João Garção, Portugal romântico
Este nosso confrade e amigo, que
depois de se alijar da Antena 2 rumou a Cabo-Verde para ser uma presença cidadã
na comunicação social desse país, volta às nossas páginas com outra
reminiscência saborosa do seu multifacetado percurso de vida.
Experiência cabo-verdiana
Não há apertos que desmotivem um
cabo-verdiano. De facto, há que esperar tudo deste gente que aprendeu aquilo
que o dianho amassou e que fica horrível desejar a quem quer que seja.
Sobretudo, há que o reconhecer, o cabo-verdiano aprendeu a esperar, dizendo
entre dentes a expressão muito crioula: “ave-maria,
paxenxa”. Isto, de resto, foi das primeiras coisas que aprendi mal pus os
pés no arquipélago. Eu conto.
Foi por volta de 2001. Estava desesperado,
aguardando que o Ministério das Finanças liberasse um cheque que fora obrigado
a fazer na convicção de que o Governo me pagaria conforme prometeu. Mas os dias
passavam e desse pagamento, nada. Eu desesperava. E mais desesperava por sempre
me faltar alguém no Ministério que pudesse ser meu interlocutor. Até que um
dia, furioso, desencabrestei pelo jardim em frente em busca de um graxate que
cuidasse dos meus sapatos. Reparando no meu semblante, o sujeito descalçou a
proverbial “morabeza”: o que eu tinha, o que não tinha. Lá me descosi. Que
estava sem dinheiro (situação a que os cabo-verdianos estão habituados), que o
Ministério arrastava o tempo, fingia que andava, mas não andava, e eu estava
farto: aquilo eram “más contas”.
O sujeito sorriu. E, no esgar, desembrulhou:
“Minin, má Kao Berdi é tera di speransa,
enton nu spera”, o que, traduzido, significa: “menino (assim me tratou),
mas Cabo Verde é terra de esperança, portanto a gente espera”. Guardei
sofregamente a máxima que tem servido de norte na minha bússola. E quando um
dia tomei conhecimento do que Eugénio Anacoreta Correia, então embaixador de
Portugal na cidade da Praia, afirmou a uma entrevista, percebi o desabafo.

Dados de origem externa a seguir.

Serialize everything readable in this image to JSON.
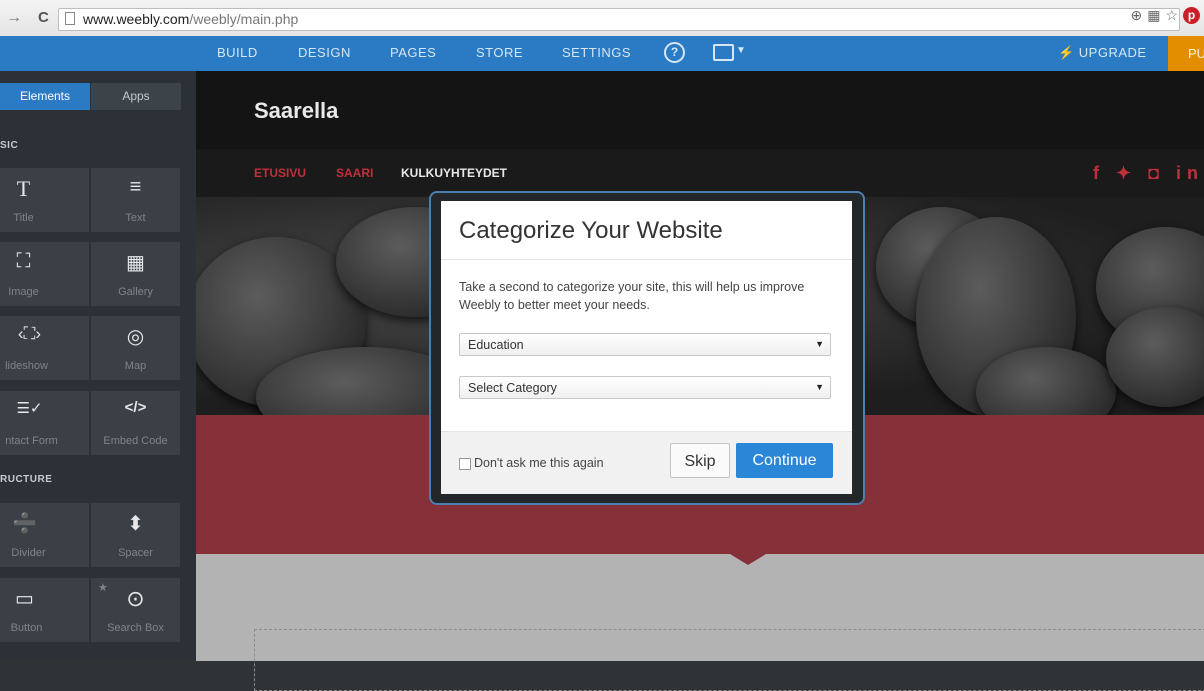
{
  "browser": {
    "url_domain": "www.weebly.com",
    "url_path": "/weebly/main.php",
    "back": "←",
    "forward": "→",
    "reload": "C",
    "icons": [
      "zoom-icon",
      "translate-icon",
      "star-icon",
      "pinterest-icon"
    ]
  },
  "topnav": {
    "items": [
      "BUILD",
      "DESIGN",
      "PAGES",
      "STORE",
      "SETTINGS"
    ],
    "help": "?",
    "upgrade": "⚡ UPGRADE",
    "publish": "PU"
  },
  "sidebar": {
    "tabs": [
      "Elements",
      "Apps"
    ],
    "section_basic": "SIC",
    "section_structure": "RUCTURE",
    "tiles": [
      {
        "label": "Title",
        "icon": "T"
      },
      {
        "label": "Text",
        "icon": "≡"
      },
      {
        "label": "Image",
        "icon": "⛶"
      },
      {
        "label": "Gallery",
        "icon": "▦"
      },
      {
        "label": "lideshow",
        "icon": "‹⛶›"
      },
      {
        "label": "Map",
        "icon": "◎"
      },
      {
        "label": "ntact Form",
        "icon": "☰✓"
      },
      {
        "label": "Embed Code",
        "icon": "</>"
      },
      {
        "label": "Divider",
        "icon": "➗"
      },
      {
        "label": "Spacer",
        "icon": "⬍"
      },
      {
        "label": "Button",
        "icon": "▭"
      },
      {
        "label": "Search Box",
        "icon": "⊙"
      }
    ]
  },
  "site": {
    "title": "Saarella",
    "menu": [
      "ETUSIVU",
      "SAARI",
      "KULKUYHTEYDET"
    ],
    "social": "f ✦ ◘ in",
    "accent": "#86303a"
  },
  "modal": {
    "title": "Categorize Your Website",
    "body": "Take a second to categorize your site, this will help us improve Weebly to better meet your needs.",
    "select1": "Education",
    "select2": "Select Category",
    "checkbox_label": "Don't ask me this again",
    "skip": "Skip",
    "continue": "Continue"
  }
}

Disse ele que Cabo Verde era “a única
terra do mundo onde havia tempo para ter tempo”. Então larguei em “aaah”,
que ainda hoje perdura.
Vou-me
habituando.
Nuno Rebocho
2 comentários:
Habituara-me a ouvir N.Rebocho na Antena 2. Depois deixei de o ouvir e não sabia o que houvera com ele visto estarmos num país esquisito. Fico agora a saber que está em Cabo Verde e parabenizo-o por continuar vivo e ao alto. E também o ilustrador, pois é um quadro muito interessante.
Maria M.
and time is money... de qualquer modo.